Understanding Depreciation for Business Assets
How to Write Off Assets and Lower Your Taxable Income
Welcome back, Strategic Entrepreneurs!
Today, we’re diving into the often-underestimated power of depreciation—an essential strategy for reclaiming thousands (or even hundreds of thousands) of dollars in your business. Whether you’re scaling up a real estate portfolio or looking for intelligent ways to write off vehicles and equipment, this newsletter will break down the advanced tactics you need to preserve your profits and reinvest in future growth. Grab a notepad and let’s get straight into how you can leverage these 2024 tax strategies to strategically reduce your liabilities.
Depreciation remains one of the most impactful tax strategies for legally reducing taxable income. By applying the right tactics—such as bonus depreciation, Section 179, and cost segregation—you can significantly reduce your current-year tax bill while complying with IRS guidelines. Below, we’ll walk through advanced techniques and calculations.
1. Straight-Line vs. Accelerated Depreciation
Straight-Line Depreciation (SLD)
Straight-line depreciation spreads your deduction evenly across the asset’s useful life. The standard period for residential real estate is 27.5 years; for commercial real estate, it is 39 years.
Residential Example (No Formulas)
Purchase basis (excluding land): $550,000
Depreciation over 27.5 years
Approximate annual depreciation: $20,000
You’d continue deducting around $20,000 each year until the building is fully depreciated, or until you sell.
Accelerated Methods
Accelerated methods like double declining balances apply a larger percentage in the early years. For an asset with a five-year class life, you might deduct a sizable portion in Year 1, then a smaller portion in Year 2, and so forth. This can be beneficial if you anticipate higher taxable income now rather than later.
2. Bonus Depreciation in 2024
For tax year 2024, bonus depreciation generally allows you to write off 60% of an eligible asset’s cost in the first year if the asset has a recovery period of 20 years or less.
Illustrative Scenario
You identify $300,000 of short-life property (e.g., appliances, equipment, or certain building components).
Since bonus depreciation in 2024 is 60%, you may deduct $180,000 right away.
The remaining $120,000 would be depreciated over its remaining class life (5, 7, 15 years, etc.).

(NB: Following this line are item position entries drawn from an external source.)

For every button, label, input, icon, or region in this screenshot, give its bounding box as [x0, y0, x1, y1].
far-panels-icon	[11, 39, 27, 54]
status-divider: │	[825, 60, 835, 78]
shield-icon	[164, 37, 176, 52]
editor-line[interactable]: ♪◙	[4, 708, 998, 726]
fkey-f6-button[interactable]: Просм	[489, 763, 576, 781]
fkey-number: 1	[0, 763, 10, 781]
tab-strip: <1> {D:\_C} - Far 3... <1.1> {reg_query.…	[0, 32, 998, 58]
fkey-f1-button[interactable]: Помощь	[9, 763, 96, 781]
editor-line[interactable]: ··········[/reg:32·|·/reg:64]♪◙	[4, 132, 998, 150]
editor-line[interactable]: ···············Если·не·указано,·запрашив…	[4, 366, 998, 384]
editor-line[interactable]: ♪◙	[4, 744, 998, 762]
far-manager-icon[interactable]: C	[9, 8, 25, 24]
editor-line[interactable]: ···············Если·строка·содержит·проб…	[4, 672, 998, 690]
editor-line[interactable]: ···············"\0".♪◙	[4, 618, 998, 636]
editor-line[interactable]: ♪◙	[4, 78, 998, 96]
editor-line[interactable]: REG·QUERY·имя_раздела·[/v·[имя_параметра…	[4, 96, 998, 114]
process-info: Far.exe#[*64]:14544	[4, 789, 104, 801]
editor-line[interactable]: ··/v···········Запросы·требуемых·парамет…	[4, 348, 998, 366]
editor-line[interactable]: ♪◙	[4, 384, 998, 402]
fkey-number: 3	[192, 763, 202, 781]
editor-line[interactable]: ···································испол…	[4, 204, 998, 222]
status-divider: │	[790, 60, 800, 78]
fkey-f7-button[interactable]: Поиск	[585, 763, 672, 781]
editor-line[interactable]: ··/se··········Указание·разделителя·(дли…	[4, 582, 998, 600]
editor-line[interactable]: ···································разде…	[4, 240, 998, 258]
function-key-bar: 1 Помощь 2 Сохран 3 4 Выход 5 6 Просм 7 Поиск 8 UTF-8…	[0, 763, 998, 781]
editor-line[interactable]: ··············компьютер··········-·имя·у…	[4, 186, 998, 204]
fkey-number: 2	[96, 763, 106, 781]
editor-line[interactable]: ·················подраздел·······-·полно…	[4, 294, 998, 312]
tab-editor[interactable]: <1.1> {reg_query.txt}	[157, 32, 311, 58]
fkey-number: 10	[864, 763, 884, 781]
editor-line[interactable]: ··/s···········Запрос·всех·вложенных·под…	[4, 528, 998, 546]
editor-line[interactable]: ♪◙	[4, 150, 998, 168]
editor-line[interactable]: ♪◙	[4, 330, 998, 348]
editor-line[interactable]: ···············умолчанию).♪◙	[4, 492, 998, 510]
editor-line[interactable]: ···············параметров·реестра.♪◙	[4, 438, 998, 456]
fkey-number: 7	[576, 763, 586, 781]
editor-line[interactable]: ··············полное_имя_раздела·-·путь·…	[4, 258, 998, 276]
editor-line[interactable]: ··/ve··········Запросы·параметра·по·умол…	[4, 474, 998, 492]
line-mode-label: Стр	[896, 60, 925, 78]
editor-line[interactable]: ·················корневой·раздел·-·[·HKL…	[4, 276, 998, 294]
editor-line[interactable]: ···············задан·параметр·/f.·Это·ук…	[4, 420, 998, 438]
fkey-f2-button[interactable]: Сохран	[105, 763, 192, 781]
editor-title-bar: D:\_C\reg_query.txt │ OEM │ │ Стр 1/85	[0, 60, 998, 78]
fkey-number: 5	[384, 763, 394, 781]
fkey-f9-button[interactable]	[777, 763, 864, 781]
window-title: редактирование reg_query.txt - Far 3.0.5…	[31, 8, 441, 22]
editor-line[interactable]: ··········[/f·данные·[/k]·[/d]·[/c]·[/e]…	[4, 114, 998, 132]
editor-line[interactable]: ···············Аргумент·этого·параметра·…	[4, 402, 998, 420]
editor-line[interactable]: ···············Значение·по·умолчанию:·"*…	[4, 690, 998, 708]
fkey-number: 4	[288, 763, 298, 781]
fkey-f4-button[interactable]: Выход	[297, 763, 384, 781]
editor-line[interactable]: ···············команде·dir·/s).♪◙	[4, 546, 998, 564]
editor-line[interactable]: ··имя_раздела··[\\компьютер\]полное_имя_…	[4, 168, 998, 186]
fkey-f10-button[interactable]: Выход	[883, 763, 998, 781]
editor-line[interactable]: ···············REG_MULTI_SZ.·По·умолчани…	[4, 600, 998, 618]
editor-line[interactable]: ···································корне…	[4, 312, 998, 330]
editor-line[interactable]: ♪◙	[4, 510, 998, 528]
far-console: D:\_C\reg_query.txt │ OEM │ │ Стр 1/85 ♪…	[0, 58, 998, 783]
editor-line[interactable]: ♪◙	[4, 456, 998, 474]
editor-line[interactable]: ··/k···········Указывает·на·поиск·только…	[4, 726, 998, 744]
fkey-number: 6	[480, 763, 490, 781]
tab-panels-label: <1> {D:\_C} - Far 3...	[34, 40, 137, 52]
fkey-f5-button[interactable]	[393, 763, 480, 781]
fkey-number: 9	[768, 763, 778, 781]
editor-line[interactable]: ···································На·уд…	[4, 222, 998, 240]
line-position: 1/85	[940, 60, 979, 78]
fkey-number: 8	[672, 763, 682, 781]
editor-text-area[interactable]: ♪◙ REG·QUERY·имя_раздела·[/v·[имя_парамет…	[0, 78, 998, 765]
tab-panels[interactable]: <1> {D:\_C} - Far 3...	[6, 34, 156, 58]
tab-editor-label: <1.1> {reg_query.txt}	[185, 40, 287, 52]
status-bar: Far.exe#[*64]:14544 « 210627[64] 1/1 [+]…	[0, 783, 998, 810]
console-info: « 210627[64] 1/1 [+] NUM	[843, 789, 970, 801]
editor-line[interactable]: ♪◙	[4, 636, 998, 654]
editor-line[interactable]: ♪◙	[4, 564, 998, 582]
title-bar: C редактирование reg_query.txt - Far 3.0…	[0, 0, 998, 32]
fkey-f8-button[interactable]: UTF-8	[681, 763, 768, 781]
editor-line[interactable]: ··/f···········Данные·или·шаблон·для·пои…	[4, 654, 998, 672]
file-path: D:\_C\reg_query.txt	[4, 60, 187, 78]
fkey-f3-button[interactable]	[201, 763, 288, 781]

Bonus depreciation has been phasing down from the 100% levels in earlier years. After 2024, it will drop further. However, 60% is still a considerable immediate write-off that can reduce your tax liability substantially in Year 1.
3. Section 179 Expensing
Section 179 lets you expense the cost of certain assets in Year 1, rather than depreciating them over multiple years. For 2024, the annual limit is over $1 million (inflation-adjusted), and you generally can’t exceed your total taxable business income (though unused Section 179 amounts may carry forward).